Two Men &A Vacuum seeks better standards for the cleaning industry.
Cody Warren says he loved cleaning more than coloring as a child. This penchant followed him into a filthy college frat house that drove him crazy but polished his skills.
Years later, the self-described serial entrepreneur with one business already under his belt began talking up a fledgling cleaning business during runs in German Village. And when he was cleaning the houses of seven neighbors, he knew he was on to something.
But the impetus for creating Two Men & A Vacuum also came from a need Warren saw for a better-branded and regulated business that encourages cleaners to become masters at their skill—something he plans to implement in the future.
“The industry is very broken,” he says. “You can have mom-and-pop shops who are not insured; they're not doing anything by the book because there's no regulations. … We want to disrupt the industry by creating a career path for cleaners.”
Warren's model caught on, and Two Men & A Vacuum wasn't two men for too long. The business grew with an initial focus on residential cleaning. Warren says he'll replicate the growth model as Two Men expands to northwest Ohio and Cincinnati. He already expanded to Cleveland in October 2016.
The company also has been securing commercial cleaning accounts such as Charles Penzone Grand Salons. The allure of Two Men & A Vacuum comes from its self-made ticketing system and a quality control team that makes sure the “dirt specialists” have cleaned up to par.
“We built (the ticketing system) ourselves, where—kind of like the IT field—if you have an issue, you can just get (online and) submit a ticket. We're notified right away, we mark that we've accepted it, you get notified back and watch the process until it's complete,” Warren explains.
Charles Penzone isn't the only company pleased with Two Men & A Vacuum.

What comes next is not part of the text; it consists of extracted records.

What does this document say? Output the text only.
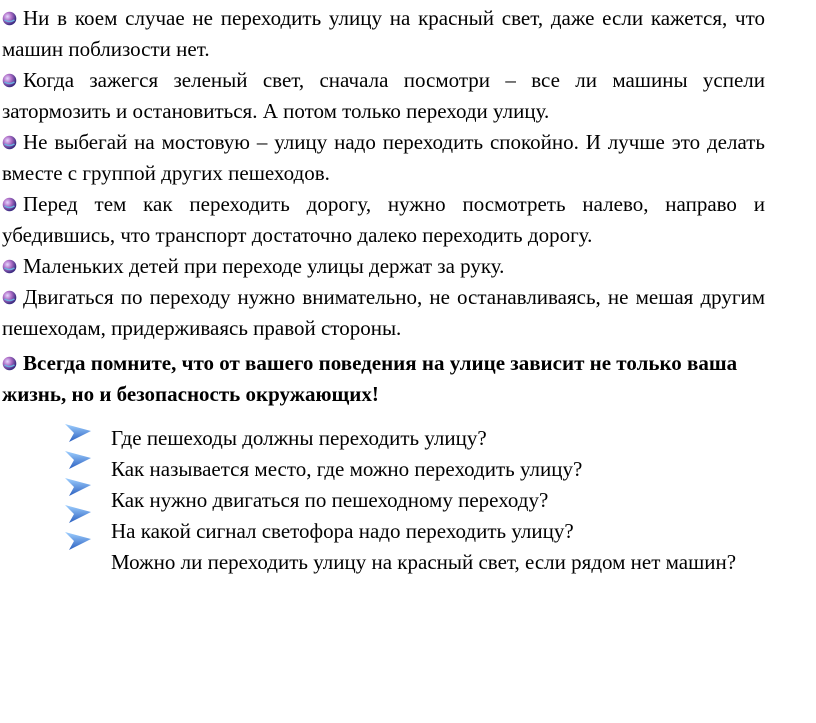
Ни в коем случае не переходить улицу на красный свет, даже если кажется, что машин поблизости нет.

Когда зажегся зеленый свет, сначала посмотри – все ли машины успели затормозить и остановиться. А потом только переходи улицу.

Не выбегай на мостовую – улицу надо переходить спокойно. И лучше это делать вместе с группой других пешеходов.

Перед тем как переходить дорогу, нужно посмотреть налево, направо и убедившись, что транспорт достаточно далеко переходить дорогу.

Маленьких детей при переходе улицы держат за руку.

Двигаться по переходу нужно внимательно, не останавливаясь, не мешая другим пешеходам, придерживаясь правой стороны.

Всегда помните, что от вашего поведения на улице зависит не только ваша жизнь, но и безопасность окружающих!

Где пешеходы должны переходить улицу?

Как называется место, где можно переходить улицу?

Как нужно двигаться по пешеходному переходу?

На какой сигнал светофора надо переходить улицу?

Можно ли переходить улицу на красный свет, если рядом нет машин?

QuickInsured's Brewery District office has been dusted, vacuumed and emptied of trash by Two Men for a little more than a year.
“We've gone through probably three or four different cleaning organizations; so many of them don't have quality control in place,” says Jerry Batt, owner and CEO of QuickInsured.
“The other companies we used before just basically wouldn't care. … They never had any interaction (with us) or seemed to care about the quality, so that's certainly been one of the standouts.”
And Warren continues to come up with ways Two Men can grow.
“I've found being in this industry that there's not a lot of resources. … We're building our own (customer relationship management) tool, we're building our own voting software and something that's kind of like Thumbtack. … we'll provide these tools, and other cleaning companies or service-based companies can use it for a fee.” In addition, the company is rolling out a full range of natural cleaning products in scents like ginger and lime, or bourbon and honey, which he says has attracted attention from the HGTV show, “Fixer Upper.”
But not everything is sparkling.
“It's going well, but as we all know, it's very hard to find and retain good employees.” Warren says. “I tell everyone on my executive team I stay positive by thinking that every business has those struggles—just us more.”
“We may bring on 25 dirt specialists and retain two. (We hear) everything from the dog ate my car to the app doesn't work on my phone. We get someone in here that seems so great and is begging for work, and they won't show up to their first assignment.”
This challenge, experienced by many employers, has shaped the way Warren explains Two Men to clients.
“When I first started this company I would tell people we are going to be the best, most quality cleaning company in the world. … I've changed my way of talking about Two Men when I put on my sales hat. ... I say, ‘Look, we're going to make mistakes, but at the end of the day we care and we want you to be happy.' Now, we have clients that tell us exactly that. We're really good about (fixing problems) and we continue to be good about that.”
Chloe Teasley is editorial assistant.